Ocupar edifícios históricos que já foram palco para esculturas, pinturas e instalações, com essas nuvens construídas é fascinante, contou-me Smilde. Os contrastes entre esses espaços, as texturas, os brilhos, as rachaduras na parede, as cores, nessa atmosfera incontrolável e sempre única. Perguntei se ele não ficava atiçado por fazer disso uma performance, um vídeo-arte, um “happening“, e ele me contou que o que importa é o registro do que aconteceu ali dentro do espaço. A solitude que ele vive em cada nuvem inventada. Como todo o entorno importa para a nuvem, quanto menos pessoas respirando na sala, mais “controlável”, afinal elas são água, gelo seco, e uma luz imitando o sol no contra. Ele fez um vídeo em “slow motion“ de uma nuvem em movimento, mas completamente em outro contexto: em um estúdio escuro. “Mas mesmo podendo ver o dançar das nuvens ali, é de algo que já aconteceu. Estamos sempre falando do passado.”
O espaço entre os acontecimentos, o que é, já se torna o não ser em milésimos de segundos está sempre presente em sua obra. “Se você chega muito perto de algo que parecia existir, já não é aquilo que você olhou de longe, também. Aquela ‘coisa’ já desapareceu”. Lidar com o não durável tem seu fascínio, porque a ação pode se repetir, mas sempre de uma outra forma.
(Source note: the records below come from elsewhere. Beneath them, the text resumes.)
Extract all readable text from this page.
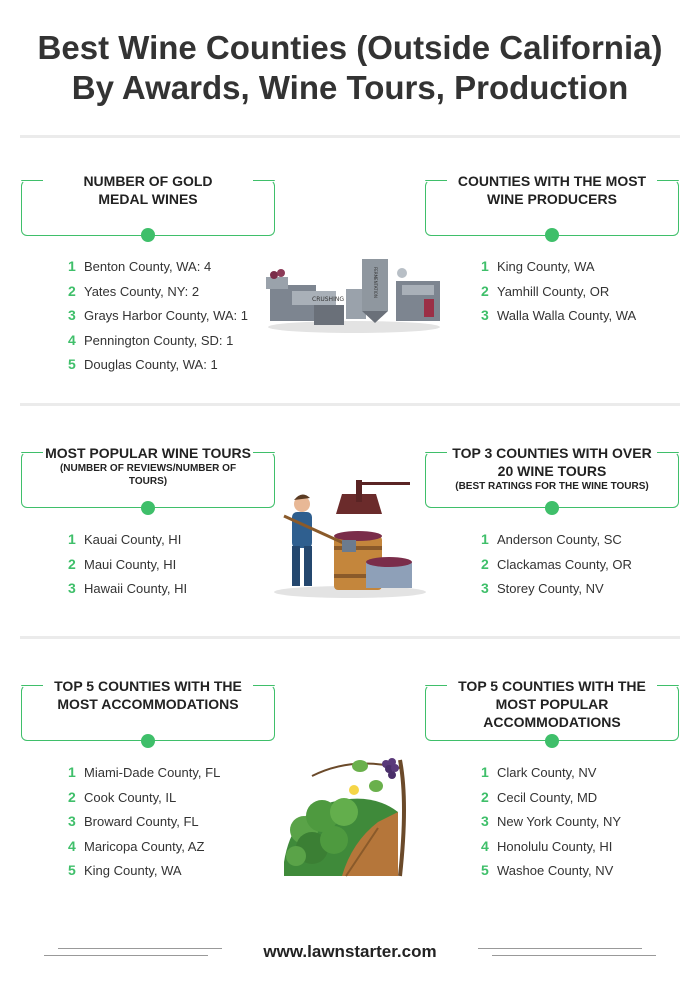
Best Wine Counties (Outside California)
By Awards, Wine Tours, Production
NUMBER OF GOLD
MEDAL WINES
1 Benton County, WA: 4
2 Yates County, NY: 2
3 Grays Harbor County, WA: 1
4 Pennington County, SD: 1
5 Douglas County, WA: 1
COUNTIES WITH THE MOST
WINE PRODUCERS
1 King County, WA
2 Yamhill County, OR
3 Walla Walla County, WA
CRUSHING
FERMENTATION
MOST POPULAR WINE TOURS
(NUMBER OF REVIEWS/NUMBER OF TOURS)
1 Kauai County, HI
2 Maui County, HI
3 Hawaii County, HI
TOP 3 COUNTIES WITH OVER
20 WINE TOURS
(BEST RATINGS FOR THE WINE TOURS)
1 Anderson County, SC
2 Clackamas County, OR
3 Storey County, NV
TOP 5 COUNTIES WITH THE
MOST ACCOMMODATIONS
1 Miami-Dade County, FL
2 Cook County, IL
3 Broward County, FL
4 Maricopa County, AZ
5 King County, WA
TOP 5 COUNTIES WITH THE
MOST POPULAR
ACCOMMODATIONS
1 Clark County, NV
2 Cecil County, MD
3 New York County, NY
4 Honolulu County, HI
5 Washoe County, NV
www.lawnstarter.com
O mecanismo de criar essas nuvens é sempre o mesmo, mas lidar com o incontrolável é o que ele adora. Isso acontece o tempo todo… ainda mais agora onde a imaginação é o que temos nesses dias e as informações e imagens de tudo na internet. Por mais que a gente congele ou salve como referência na nossa “apple iCloud”, nunca encontraremos a referência como tal. O céu de algum lugar já não será mais aquele céu quando a gente chegar.
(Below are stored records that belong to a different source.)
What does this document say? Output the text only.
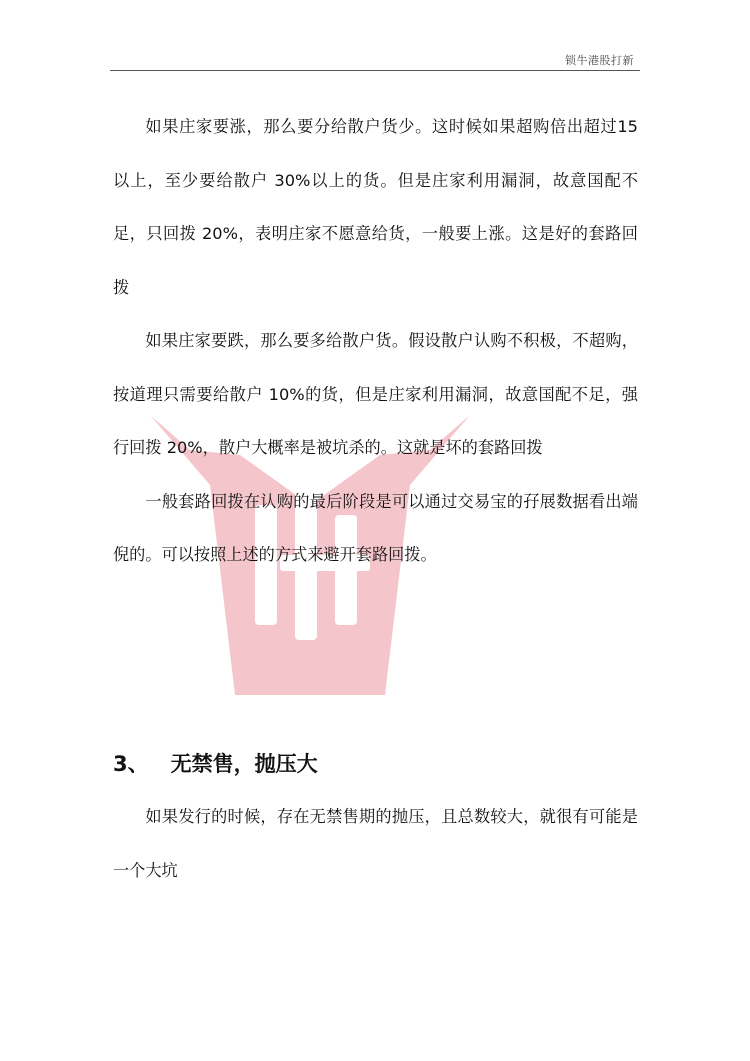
锁牛港股打新

如果庄家要涨，那么要分给散户货少。这时候如果超购倍出超过15 以上，至少要给散户 30%以上的货。但是庄家利用漏洞，故意国配不足，只回拨 20%，表明庄家不愿意给货，一般要上涨。这是好的套路回拨

如果庄家要跌，那么要多给散户货。假设散户认购不积极，不超购，按道理只需要给散户 10%的货，但是庄家利用漏洞，故意国配不足，强行回拨 20%，散户大概率是被坑杀的。这就是坏的套路回拨

一般套路回拨在认购的最后阶段是可以通过交易宝的孖展数据看出端倪的。可以按照上述的方式来避开套路回拨。

3、 无禁售，抛压大

如果发行的时候，存在无禁售期的抛压，且总数较大，就很有可能是一个大坑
A dualidade de sua obra em ter algo construído pelo homem que não se torna matéria palpável. É o puro efêmero em um mundo absolutamente materialista. Não se pode sustentar, segurar e manter a nuvem. Existe a presença na ausência o tempo todo. Um piscar de olhos e ela já não está mais ali. Uma massa amorfa que pode ser experimentada apenas de longe, não podendo nos tornar participantes ativos dela. Na natureza real também é assim… Olhar para o céu parece quase meditativo, um cinema ao ar livre onde encontros e desencontros acontecem e talvez só você veja. Os fenômenos naturais precisam de olhos atentos, curiosos, à procura da contemplação. Em dias de isolamento acompanhar as transformações naturais, se tornou algo mais presente. Poder atentar-se aos pequenos acontecimentos a nossa volta.
Além das nuvens, ele também cria arco-íris pelo mundo, e busca coletar os pontos antipodais no globo – pontos diametralmente opostos na Terra – e mergulha em uma reflexão de que tudo está absolutamente ligado e que nós, humanos, fomos nos diferenciando com invenção de idiomas, culturas e religiões. “A questão de transitar pelo mundo e sempre imaginar a Terra de cima, perceber que quase tudo é água e que só estamos em lados opostos, é muito intrigante”. As nuvens são fenômenos efêmeros, mas que existem com uma certeza: neste momento, em algum canto do planeta, há um céu cheio de nuvens. A obra de Berndnaut Smilde nos permite imaginar que em alguma parede de algum dos quatro cantos da Terra também existam nuvens que, ao invés de deixar nossos horizontes mais nublados, torna-os mais leves e poéticos.